O grito. Confusão, batidas. James, completamente “fora de órbita” num sofá, caiu estrondosamente no chão. Um jornal escorregou ao seu lado, derrubando folhas e mais folhas em seu colo.
Uma porta se abriu de rompante. Dois olhos azuis com tanta raiva quanto um furacão descontrolado surgiram repentinamente, perscrutando a sala até se fixarem nele como pedras incandescentes. O homem sabia que a dona dos olhos era menor que ele, muito mais fraca que ele, e que podia derrubá-la no chão em segundos.
Nada disso o deixou menos tenso quando Emily entrou de vez no apartamento, segurando algo em sua mão com tanta força que os nós de seus dedos estavam brancos. Ela fechou os olhos por um longo minuto, e respirou fundo várias vezes. Estremeceu, e os abriu de novo.
James gostava da vida. E por isso que não sorriu orgulhoso diante do autocontrole dela. Sabia que ela o mataria dolorosamente se ele sorrisse.
“Emily? Que foi?”
Ela fez gestos rápidos e soltos, procurando palavras. Então balançou um papel na frente dele, a coisa que segurava.
“Que significa isso?”
Ele reconheceu o brasão no papel. Droga, sabia que devia ter contado antes. Ela o mirou com ódio, e leu em voz alta.
“A Escola Preparatória Prufrock tem a honra de aceitar a Srta. Emily entre seus estudantes” O tom dela era daquele tipo que usavam antes de apertar o botão vermelho e soltar a bomba na cabeça dos inimigos. “A lista de materiais, roupas e objetos segue em anexo”.
A loira baixou a folha e o olhou acusatoriamente. James suspirou, arrumou seu rabo de cavalo e levantou, jogando os jornais pra todo lado.
“Eu sei. Devia ter te contado”
“Contado?! Você devia ter perguntado se eu queria ir pra essa Escola Preparatória Sei-Lá-O-Quê!”
“Emily. Você precisa de estudo regular. Precisa aprender coisas importantes, se relacionar com gente da sua idade”. Ele sorriu encorajador. “Aqui, comigo, você não tem futuro algum.
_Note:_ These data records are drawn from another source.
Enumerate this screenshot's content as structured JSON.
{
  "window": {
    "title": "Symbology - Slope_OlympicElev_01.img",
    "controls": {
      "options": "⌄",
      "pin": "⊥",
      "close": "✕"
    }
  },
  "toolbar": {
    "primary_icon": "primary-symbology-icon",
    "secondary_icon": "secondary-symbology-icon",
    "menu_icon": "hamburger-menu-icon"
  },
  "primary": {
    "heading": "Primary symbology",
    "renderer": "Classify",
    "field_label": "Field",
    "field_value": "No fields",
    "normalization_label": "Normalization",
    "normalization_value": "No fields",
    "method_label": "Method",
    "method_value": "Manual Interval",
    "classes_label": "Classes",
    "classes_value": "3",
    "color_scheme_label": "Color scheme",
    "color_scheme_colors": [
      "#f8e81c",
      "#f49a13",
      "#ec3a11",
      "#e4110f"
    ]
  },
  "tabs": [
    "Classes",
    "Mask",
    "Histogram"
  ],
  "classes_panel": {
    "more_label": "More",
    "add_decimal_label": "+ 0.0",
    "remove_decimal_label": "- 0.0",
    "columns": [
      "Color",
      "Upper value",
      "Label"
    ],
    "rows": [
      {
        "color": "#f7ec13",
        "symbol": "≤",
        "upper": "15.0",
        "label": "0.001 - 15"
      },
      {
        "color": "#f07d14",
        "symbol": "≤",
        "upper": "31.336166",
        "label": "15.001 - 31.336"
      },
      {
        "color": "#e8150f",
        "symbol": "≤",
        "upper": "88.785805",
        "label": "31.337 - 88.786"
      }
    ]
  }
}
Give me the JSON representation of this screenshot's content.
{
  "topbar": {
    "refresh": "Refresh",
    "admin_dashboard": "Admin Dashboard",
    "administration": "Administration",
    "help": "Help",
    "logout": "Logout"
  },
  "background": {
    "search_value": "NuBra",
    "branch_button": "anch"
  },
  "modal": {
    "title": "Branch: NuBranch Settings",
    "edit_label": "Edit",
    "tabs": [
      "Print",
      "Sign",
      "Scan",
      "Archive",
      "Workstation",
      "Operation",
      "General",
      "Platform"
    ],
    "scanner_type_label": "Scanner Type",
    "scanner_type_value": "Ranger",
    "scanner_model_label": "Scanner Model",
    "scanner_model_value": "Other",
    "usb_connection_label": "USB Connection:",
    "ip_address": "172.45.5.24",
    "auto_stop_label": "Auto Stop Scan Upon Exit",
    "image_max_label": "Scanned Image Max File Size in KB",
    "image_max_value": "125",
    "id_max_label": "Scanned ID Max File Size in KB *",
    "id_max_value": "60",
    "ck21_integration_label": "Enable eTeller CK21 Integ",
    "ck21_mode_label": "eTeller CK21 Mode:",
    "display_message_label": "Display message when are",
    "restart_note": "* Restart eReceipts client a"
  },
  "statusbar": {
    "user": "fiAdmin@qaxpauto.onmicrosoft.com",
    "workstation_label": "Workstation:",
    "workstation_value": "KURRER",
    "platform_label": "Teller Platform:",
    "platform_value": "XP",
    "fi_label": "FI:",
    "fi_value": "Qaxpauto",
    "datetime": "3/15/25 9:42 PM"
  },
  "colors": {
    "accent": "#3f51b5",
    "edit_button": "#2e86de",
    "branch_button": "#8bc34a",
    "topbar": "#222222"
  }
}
E, além do mais, estou indo embora...”
Ela sentiu-se estranha diante das últimas palavras dele. Ele morava em seu apartamento a um ano. O melhor ano da vida dela.
“Vai embora? Por quê?”
“Eu fiquei um ano parado aqui. Tenho que continuar minha busca”
James J. Jerkins procurava uma pessoa. Ele jamais lhe dissera quem era seu procurado, mas Emily sentia que não gostaria de ser a tal. Não que ele falasse dela com ódio, ou com rancor, ou algo parecido. Mas ele falava com tanta intensidade dessa busca, que a loirinha sabia que o moreno derrubaria uma montanha se soubesse que seu alvo estava do outro lado.
“Eu gosto de você aqui” Disse ela, baixinho. “De você me dar aulas, de queimar meu almoço”.
Ele a abraçou suavemente. Era tão quentinha a pele dele, enquanto ela era tão fria. Os cabelos loiros da garota agora estavam limpos e escovados, e desciam graciosamente até sua cintura, como ouro puro. Os olhos azuis eram tristes e reservados, mas não mais desfocados e distantes. Pequena, leve, ágil e silenciosa como um sopro, Emily era uma anja loirinha, daquele tipo que dá vontade de colocar no colo só de ver. Seus olhos azuis se encheram de lágrimas.
“Fique calma, Ems” Sorriu ele, gentilmente. “Vou te visitar lá.”
“Promete?”
“Prometo. E você vai se divertir na escola. Aprender coisas, conhecer gente legal. Arrumar um namorado”.
Ela corou. Ele riu.
“Se bem que ele vai ter de ser do tipo que gosta de peitinhos minúsculos...”
Ela bateu nele por um tempo, antes de voltar a abraçá-lo.
“E lá você poderá desenvolver suas habilidades” Disse-lhe ele, afagando seus cabelos. “Vai melhor no quê você já é boa”.
“Hum” Fez ela, corando de leve. “Melhor não”.
“Oras” Replicou ele, franzindo as sobrancelhas. “Por que não melhorar no que você faz de melhor?”
Ela lhe mostrou um objeto preto e quadrado.
“Porque o quê faço de melhor, Jamezito...”
Aquilo era a carteira dele. E bateu em seu bolso, e estava vazio.
“...é roubar”.


//Notas do Autor

Percebam que adoro escrever aqui no final. :D
A verdade verdadeira, é que o motivo pra ter todas essas notas aqui é muito chato de explicar, então eu não vou falar nada sobre isso, e enrolar aqui um pouco.
Segundo as regras do Memento, eu estou postando rápido assim pois dividi minha parte em dois pedaços. Agora eu só posto de novo quanto todo mundo tiver postado seus prólogos.
Explicando um pouco este cap. aqui em cima, já passou um ano desde a invasão do Jamezito no apartamento da Ems. Aqui temos ela recebendo a cartinha da Prep., e tudo o mais de sempre.
No próximo "capítulo" com a Ems, teremos a apresentação da Alice, Donnovan e outros coiós que vão servir de secundários nessa história.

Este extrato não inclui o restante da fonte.